When we have to show with the Parseval's formula an inequality in which case do we have to take an expansion of the function that is involved at the inequality??

Answer 1

Suppose g is absolutely continuous in $[0, \pi]$ and $g(0) = 0$. Suppose further that $g ‘$ is square integrable. Take the half sine series of g, that is to say we extend g to an odd function G in $[ - \pi , \pi ]$. Then G is periodic, absolutely continuous of period $ 2 \pi $ and the derivative $ G’ $ is Lebesgue integrable and square integrable since $ g ‘$ is square integrable.
The next thing we need to use is the relation between the Fourier coefficients of $G$ and the Fourier coefficients of $ G ‘$.
If (0, b_n ) is the Fourier series of $ G $ , then ( n b_n , 0) is the Fourier coefficients of $ G’ $. More precisely the formal derived series of the Fourier series of G is the Fourier series of $ G ‘$. Now we can invoke Parseval Theorem, since $ G $ and $ G’ $ are square integrable, to get:

$\frac{1}{\pi }\int_{ - \pi }^\pi {{G^2}(x)dx = \sum\limits_{n = 1}^\infty {b_n^2} } $ and

$\frac{1}{\pi }\int_{ - \pi }^\pi {{{(G'(x))}^2}dx} = \sum\limits_{n = 1}^\infty {{n^2}b_n^2} $.

Therefore,

$\frac{2}{\pi }\int_0^\pi {{g^2}(x)dx = \sum\limits_{n = 1}^\infty {b_n^2} } \le \sum\limits_{n = 1}^\infty {{n^2}b_n^2} = \frac{1}{\pi }\int_{ - \pi }^\pi {{{(G')}^2}(x)dx} = \frac{2}{\pi }\int_0^\pi {{{(g')}^2}(x)dx} $

and $\int_0^\pi {{g^2}(x)dx} \le \int_0^\pi {{{(g'(x))}^2}dx} .$

The key to this problem is square integrability and the condition to extend to a continuous periodic odd function. g being absolutely continuous means that its derived function is Lebesgue integrable but may not be square integrable so we make the assumption that $ g' $ is square integrable. If g is smooth then both g and $g'$ are continuous and so are both square integrable. For the extension to odd continuous function we just need to have $g(0) = 0$. We do not need to expand the function as a Fourier series. We do not need to use the convergence of the Fourier series.

Answer 2

Let $G:[-\pi,\pi] \to \mathbb{R}$ be defined by $$ G(x) = \begin{cases} g(x) & \text{if } 0 \le x \le \pi \\ -g(-x) & \text{if } -\pi \le x < 0 \end{cases} $$ You can check that this function is continuous and differentiable (this is where the fact that $g(0) = 0$ is needed). Its derivative is given by $$ G'(x) = \begin{cases} g'(x) & \text{if } 0 \le x \le \pi \\ g'(-x) & \text{if } -\pi \le x < 0 \end{cases} $$ Notice that $G'$ is continuous since $g$ is $C^\infty$.

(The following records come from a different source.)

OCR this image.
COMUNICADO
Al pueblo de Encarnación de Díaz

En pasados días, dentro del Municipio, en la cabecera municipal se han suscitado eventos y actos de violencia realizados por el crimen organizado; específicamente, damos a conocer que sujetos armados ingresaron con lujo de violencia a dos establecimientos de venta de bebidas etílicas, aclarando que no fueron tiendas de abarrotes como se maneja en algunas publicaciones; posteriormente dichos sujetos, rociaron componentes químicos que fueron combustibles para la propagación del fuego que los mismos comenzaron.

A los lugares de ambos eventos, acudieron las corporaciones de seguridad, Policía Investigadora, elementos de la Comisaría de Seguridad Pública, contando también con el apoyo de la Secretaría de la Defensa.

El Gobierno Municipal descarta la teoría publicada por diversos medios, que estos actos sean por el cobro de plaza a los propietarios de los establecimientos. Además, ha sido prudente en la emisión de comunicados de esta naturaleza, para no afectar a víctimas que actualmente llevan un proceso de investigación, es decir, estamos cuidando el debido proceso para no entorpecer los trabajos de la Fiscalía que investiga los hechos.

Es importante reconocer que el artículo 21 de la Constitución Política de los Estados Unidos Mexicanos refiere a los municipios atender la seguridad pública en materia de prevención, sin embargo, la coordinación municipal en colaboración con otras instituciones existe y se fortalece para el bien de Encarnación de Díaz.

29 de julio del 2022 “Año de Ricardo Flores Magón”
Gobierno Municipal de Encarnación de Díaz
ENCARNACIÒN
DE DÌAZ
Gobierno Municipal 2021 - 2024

Because $G$ is odd and $G'$ is even, their Fourier series have the following form : \begin{align} G &\sim \sum_{k=1}^\infty b_k \sin(kx) \\ G' &\sim \sum_{k=1}^\infty A_k \cos(kx) \end{align} Using integration by parts and the fact that $G(\pi) = G(-\pi) = 0$, we can show that $A_k = k b_k$ : \begin{align*} A_k &= \frac{1}{\pi} \int_{-\pi}^\pi G'(x)\cos(kx) \,dx \\ &= \frac{1}{\pi}\left[ G(x)\cos(kx) \right]_{x=-\pi}^{x=\pi} - \frac{1}{\pi} \int_{-\pi}^\pi G(x)(-k\sin(kx)) \,dx \\ &= k\frac{1}{\pi} \int_{-\pi}^\pi G(x)\sin(kx) \,dx \\ &= k b_k \end{align*}

Since $G$ and $G'$ are both continuous and $2\pi$-periodic, we can now use Parseval's formula to conclude the proof : \begin{align*} \int_0^\pi g(x)^2 \,dx &= \frac{1}{2} \int_{-\pi}^\pi G(x)^2 \,dx \\ &= \frac{\pi}{2} \sum_{k=1}^\infty b_k^2 \\ &\le \frac{\pi}{2} \sum_{k=1}^\infty k^2 b_k^2 \\ &= \frac{1}{2} \int_{-\pi}^\pi G'(x)^2 \,dx \\ &= \int_0^\pi g'(x)^2 \,dx \end{align*}